Seven-year-old Maria and her mother live in their own loving but surreal world built on sorting through bins and collecting shiny rubbish into an overflowing house. One night, things fall apart and we join Maria a decade later living with her foster mother. Debuted at Venice in 2023, winning three prizes including the Audience award and a special mention for Lightfoot-Leon, and went on to an extended festival run.

Dark Western The Thicket starring Peter Dinklage and Juliette Lewis opens in 50+ theaters across the top 25 DMA’s including a run at the Angelika in NYC. The first theatrical only (non day-and-date) release from Tubi Films, which also produced, is being distributed by Samuel Goldwyn Films. It heads to the Deauville Film Festival next week and the Calgary Film Festival, where it was shot, later this month.
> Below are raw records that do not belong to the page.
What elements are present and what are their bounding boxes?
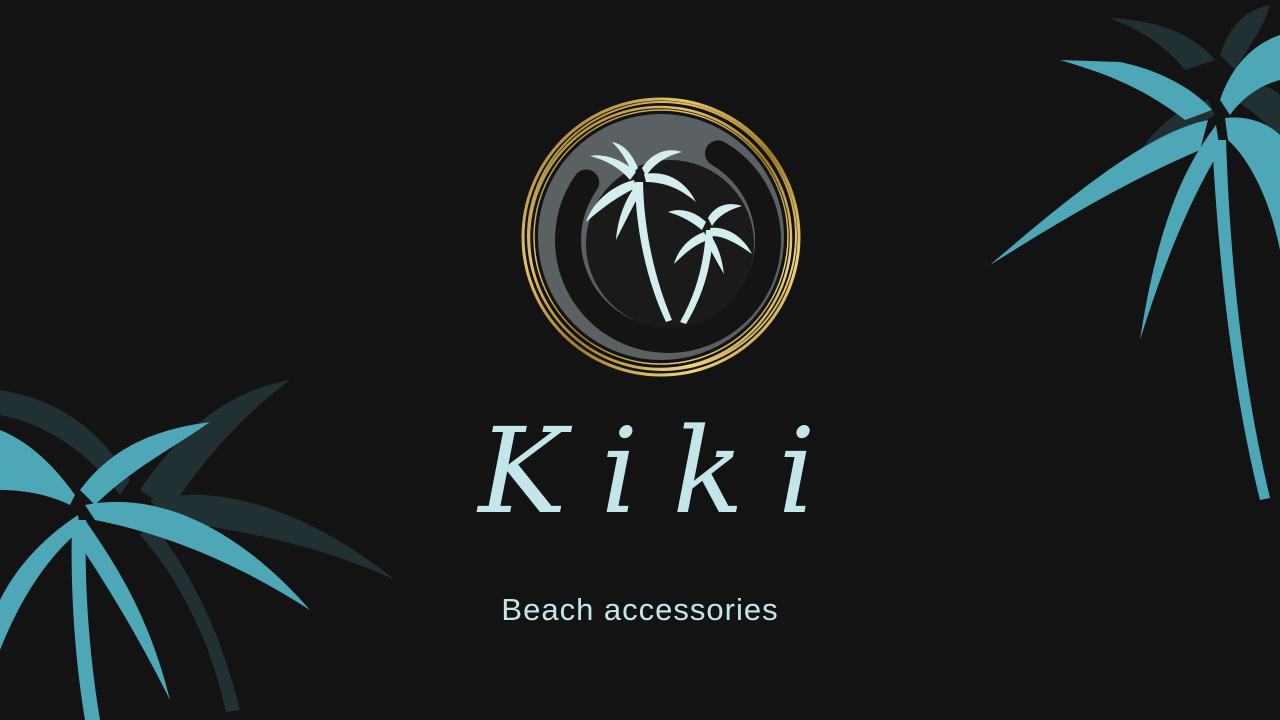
svg-text:Kiki: Kiki — [476, 402, 849, 540]
tagline: Beach accessories — [501, 592, 779, 627]
logo-badge — [521, 97, 801, 377]
brand-name: Kiki — [476, 402, 849, 540]
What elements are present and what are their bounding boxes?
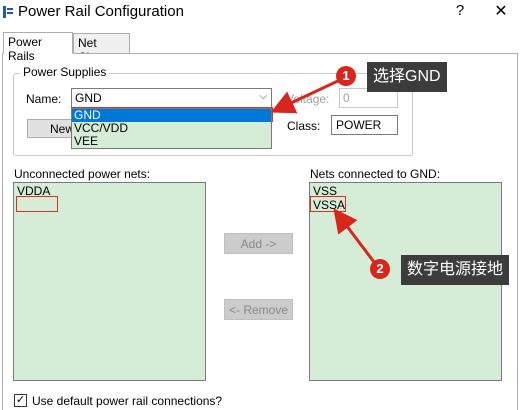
arrow-2 <box>333 208 376 263</box>
arrow-1 <box>270 78 341 114</box>
callout-number-2: 2 <box>370 259 390 279</box>
callout-text-1: 选择GND <box>367 62 447 92</box>
callout-number-1: 1 <box>336 66 356 86</box>
callout-text-2: 数字电源接地 <box>401 255 510 285</box>
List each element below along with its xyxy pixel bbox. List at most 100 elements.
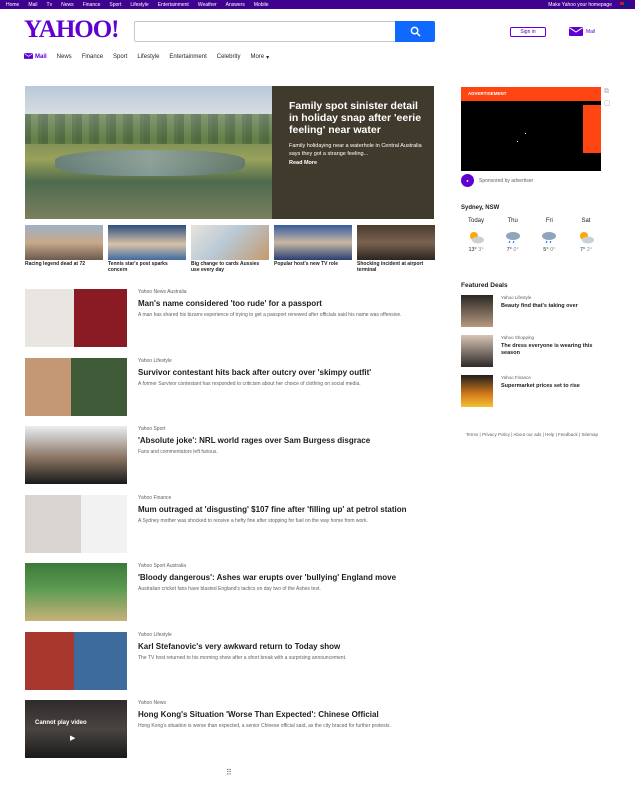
stream-story[interactable]: Yahoo Lifestyle Karl Stefanovic's very aw… [25, 631, 435, 692]
topbar-link-news[interactable]: News [61, 2, 74, 8]
australia-flag-icon[interactable] [620, 2, 629, 7]
story-title[interactable]: Man's name considered 'too rude' for a p… [138, 299, 428, 309]
topbar-link-weather[interactable]: Weather [198, 2, 217, 8]
hero-text-panel: Family spot sinister detail in holiday s… [272, 86, 434, 219]
nav-item-mail[interactable]: Mail [24, 53, 47, 61]
topbar-link-answers[interactable]: Answers [226, 2, 245, 8]
nav-item-news[interactable]: News [57, 54, 72, 60]
story-image[interactable] [25, 494, 127, 553]
ad-info-icon[interactable]: ▢ [604, 98, 611, 110]
nav-item-label: Entertainment [169, 54, 207, 60]
yahoo-logo[interactable]: YAHOO! [24, 16, 119, 44]
story-image[interactable] [25, 426, 127, 484]
story-title[interactable]: Karl Stefanovic's very awkward return to… [138, 642, 428, 652]
mail-link[interactable]: Mail [569, 27, 595, 36]
thumbnail-image [191, 225, 269, 260]
thumbnail-story[interactable]: Big change to cards Aussies use every da… [191, 225, 269, 278]
story-title[interactable]: 'Bloody dangerous': Ashes war erupts ove… [138, 573, 428, 583]
story-image[interactable] [25, 289, 127, 347]
nav-item-label: Mail [35, 54, 47, 60]
sign-in-button[interactable]: Sign in [510, 27, 546, 37]
thumbnail-caption[interactable]: Big change to cards Aussies use every da… [191, 261, 269, 273]
mail-label: Mail [586, 28, 596, 35]
weather-day[interactable]: Fri 5° 0° [534, 218, 564, 253]
hero-title[interactable]: Family spot sinister detail in holiday s… [289, 100, 422, 136]
thumbnail-story[interactable]: Tennis star's post sparks concern [108, 225, 186, 278]
featured-provider: Yahoo Shopping [501, 335, 534, 340]
nav-item-lifestyle[interactable]: Lifestyle [137, 54, 159, 60]
topbar-link-finance[interactable]: Finance [83, 2, 101, 8]
ad-side-panel [583, 105, 601, 153]
weather-location[interactable]: Sydney, NSW [461, 205, 601, 211]
stream-story[interactable]: Yahoo Sport Australia 'Bloody dangerous':… [25, 563, 435, 623]
weather-temps: 7° 2° [571, 247, 601, 253]
thumbnail-story[interactable]: Racing legend dead at 72 [25, 225, 103, 278]
weather-low: 0° [550, 247, 556, 253]
thumbnail-story[interactable]: Shocking incident at airport terminal [357, 225, 435, 278]
weather-temps: 13° 3° [461, 247, 491, 253]
topbar-link-mail[interactable]: Mail [28, 2, 37, 8]
nav-item-celebrity[interactable]: Celebrity [217, 54, 241, 60]
search-button[interactable] [395, 21, 435, 42]
topbar-link-sport[interactable]: Sport [109, 2, 121, 8]
topbar-link-lifestyle[interactable]: Lifestyle [130, 2, 148, 8]
featured-title[interactable]: Beauty find that's taking over [501, 303, 611, 310]
story-image[interactable] [25, 357, 127, 416]
thumbnail-story[interactable]: Popular host's new TV role [274, 225, 352, 278]
nav-item-more[interactable]: More ▾ [250, 54, 269, 61]
thumbnail-caption[interactable]: Shocking incident at airport terminal [357, 261, 435, 273]
featured-item[interactable]: Yahoo Finance Supermarket prices set to r… [461, 375, 611, 409]
search-input[interactable] [134, 21, 396, 42]
featured-item[interactable]: Yahoo Lifestyle Beauty find that's taking… [461, 295, 611, 329]
featured-image [461, 295, 493, 327]
nav-item-entertainment[interactable]: Entertainment [169, 54, 206, 60]
stream-story[interactable]: Yahoo Sport 'Absolute joke': NRL world ra… [25, 426, 435, 486]
story-title[interactable]: Survivor contestant hits back after outc… [138, 368, 428, 378]
weather-widget[interactable]: Sydney, NSW Today 13° 3° Thu 7° 0° Fri 5° 0° S… [461, 205, 601, 253]
play-icon[interactable]: ▶ [70, 734, 75, 742]
story-provider: Yahoo Sport Australia [138, 563, 186, 569]
weather-day[interactable]: Today 13° 3° [461, 218, 491, 253]
weather-high: 5° [543, 247, 549, 253]
topbar-link-home[interactable]: Home [6, 2, 19, 8]
featured-item[interactable]: Yahoo Shopping The dress everyone is wear… [461, 335, 611, 369]
sponsor-line[interactable]: ● Sponsored by advertiser [461, 174, 533, 187]
envelope-icon [569, 27, 583, 36]
mail-icon [24, 53, 33, 61]
thumbnail-caption[interactable]: Popular host's new TV role [274, 261, 352, 267]
story-image[interactable]: Cannot play video ▶ [25, 700, 127, 758]
stream-story[interactable]: Yahoo News Australia Man's name considere… [25, 289, 435, 349]
story-summary: A Sydney mother was shocked to receive a… [138, 517, 368, 524]
weather-day[interactable]: Sat 7° 2° [571, 218, 601, 253]
read-more-link[interactable]: Read More [289, 160, 422, 166]
weather-high: 7° [506, 247, 512, 253]
story-title[interactable]: 'Absolute joke': NRL world rages over Sa… [138, 436, 428, 446]
story-image[interactable] [25, 631, 127, 690]
footer-links[interactable]: Terms | Privacy Policy | About our ads |… [462, 431, 602, 439]
topbar-link-mobile[interactable]: Mobile [254, 2, 269, 8]
advertisement[interactable]: ADVERTISEMENT [461, 87, 601, 171]
stream-story[interactable]: Cannot play video ▶ Yahoo News Hong Kong's … [25, 700, 435, 760]
weather-day[interactable]: Thu 7° 0° [498, 218, 528, 253]
footer-text[interactable]: Terms | Privacy Policy | About our ads |… [466, 432, 598, 437]
ad-expand-icon[interactable]: ⧉ [604, 86, 611, 98]
story-title[interactable]: Mum outraged at 'disgusting' $107 fine a… [138, 505, 428, 515]
weather-temps: 5° 0° [534, 247, 564, 253]
hero-image-water [55, 150, 245, 176]
thumbnail-caption[interactable]: Tennis star's post sparks concern [108, 261, 186, 273]
story-image[interactable] [25, 563, 127, 621]
nav-item-sport[interactable]: Sport [113, 54, 127, 60]
thumbnail-caption[interactable]: Racing legend dead at 72 [25, 261, 103, 267]
nav-item-finance[interactable]: Finance [82, 54, 103, 60]
ad-controls[interactable]: ⧉ ▢ [604, 86, 611, 110]
stream-story[interactable]: Yahoo Finance Mum outraged at 'disgusting… [25, 494, 435, 555]
topbar-link-entertainment[interactable]: Entertainment [158, 2, 189, 8]
stream-story[interactable]: Yahoo Lifestyle Survivor contestant hits … [25, 357, 435, 418]
nav-item-label: Lifestyle [137, 54, 160, 60]
story-title[interactable]: Hong Kong's Situation 'Worse Than Expect… [138, 710, 428, 720]
featured-title[interactable]: The dress everyone is wearing this seaso… [501, 343, 611, 357]
hero-story[interactable]: Family spot sinister detail in holiday s… [25, 86, 434, 219]
featured-title[interactable]: Supermarket prices set to rise [501, 383, 611, 390]
make-homepage-link[interactable]: Make Yahoo your homepage [548, 2, 612, 8]
topbar-link-tv[interactable]: Tv [47, 2, 53, 8]
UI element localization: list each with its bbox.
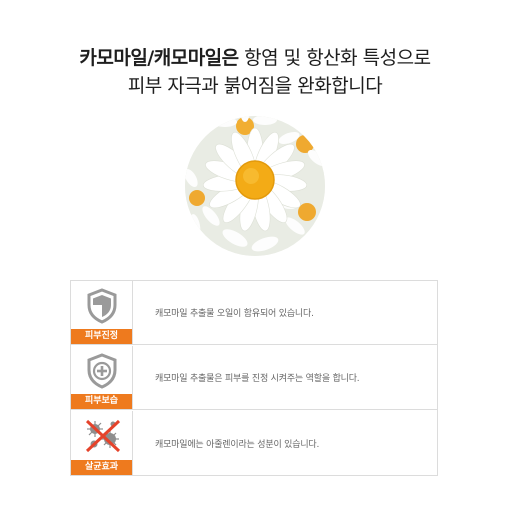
headline-bold: 카모마일/캐모마일은 [79,47,239,69]
benefit-tag: 피부진정 [71,329,132,344]
benefit-row-soothing: 피부진정 캐모마일 추출물 오일이 함유되어 있습니다. [71,281,437,345]
benefit-description: 캐모마일에는 아줄렌이라는 성분이 있습니다. [155,439,320,450]
shield-plus-icon [87,353,117,389]
benefit-tag: 피부보습 [71,394,132,409]
benefit-row-moisturizing: 피부보습 캐모마일 추출물은 피부를 진정 시켜주는 역할을 합니다. [71,346,437,410]
benefit-icon-cell: 피부진정 [71,281,133,344]
benefits-table: 피부진정 캐모마일 추출물 오일이 함유되어 있습니다. 피부보습 캐모마일 추… [70,280,438,476]
benefit-icon-cell: 피부보습 [71,346,133,409]
chamomile-photo [185,116,325,256]
germ-cross-icon [85,419,121,453]
benefit-icon-cell: 살균효과 [71,411,133,475]
shield-icon [87,288,117,324]
benefit-row-sterilizing: 살균효과 캐모마일에는 아줄렌이라는 성분이 있습니다. [71,411,437,475]
benefit-tag: 살균효과 [71,460,132,475]
headline-line-2: 피부 자극과 붉어짐을 완화합니다 [127,75,383,97]
headline-line-1: 카모마일/캐모마일은 항염 및 항산화 특성으로 [0,44,510,72]
benefit-description: 캐모마일 추출물 오일이 함유되어 있습니다. [155,309,314,319]
headline: 카모마일/캐모마일은 항염 및 항산화 특성으로 피부 자극과 붉어짐을 완화합… [0,44,510,100]
headline-line-1-rest: 항염 및 항산화 특성으로 [238,47,431,69]
benefit-description: 캐모마일 추출물은 피부를 진정 시켜주는 역할을 합니다. [155,374,360,384]
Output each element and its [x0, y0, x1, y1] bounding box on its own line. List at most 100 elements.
Elliott Lester directs this adaptation of a novel of the same name by Joe Lansdale, where fierce bounty hunter Reginald Jones (Dinklage) is tasked with tracking down a ruthless killer known as Cutthroat Bill. He rallies a band of unlikely heroes on a quest that leads them into the deadly no-man’s-land known as The Thicket.

Screenplay by Chris Kelley. With Esmé Creed-Miles (Hanna), Levon Hawke (Blink Twice), Macon Blair (I Care a Lot), Andrew Schulz (You People), Metallica’s James Hetfield, David Midthunder (On Sacred Ground), Arliss Howard (Mank), Leslie Grace (In the Heights), and Gbenga Akinnagbe (The Old Man).

His Three Daughters from Netflix opens at about 50 theaters in 30 markets. Azazel Jacobs writes and directs the portrait of family dynamics and dysfunction as three estranged sisters – the powerhouse trio of Natasha Lyonne, Elizabeth Olsen and Carrie Coon– converge in a New York apartment to care for their ailing father and try to mend their own broken relationship with one another. Netflix acquired the film out of TIFF last year, see Deadline review. With Rudy Galvan, Jose Febus, Jasmine Bracey, with Jay O. Sanders and Jovan Adepo.

On the streamer Sept. 20.

Brainstorm Media releases Edie Falco-starring comedy drama I’ll Be Right There by Brendan Walsh written by Jim Beggarly. Falco is supermom Wanda, a single mother to adult children with her hands full. Her anxious eight-months pregnant daughter (Kayli Carter) wants a wedding that her ex-husband is flaking on paying for; her mother (Jeannie Berlin) thinks she’s dying, and her wayward son (Charlie Tahan) is either going into rehab or the army. Her long-time boyfriend doesn’t excite her, but her new girlfriend doesn’t either. Streaming Sept. 27.

Music Box Films and Doppelgänger Releasing open New Zealand psychedelic comedy The Paragon from writer-director Michael Duignan in limited release. The quirky saga follows Dutch, an angry former tennis coach whose life has fallen apart since he was the victim of a hit-and-run a year ago. In a bid to find the driver and take revenge, Dutch embarks on a strange psychic training course designed to unlock his latent mind powers. Stars Benedict Wall, Florence Noble, and Jonny Brugh (Thor: Love and ThunderWhat We Do in the Shadows). Day and date at the Music Box in Chicago, Hollywood Theater Portland and a handful of Alamo Drafthouse locations.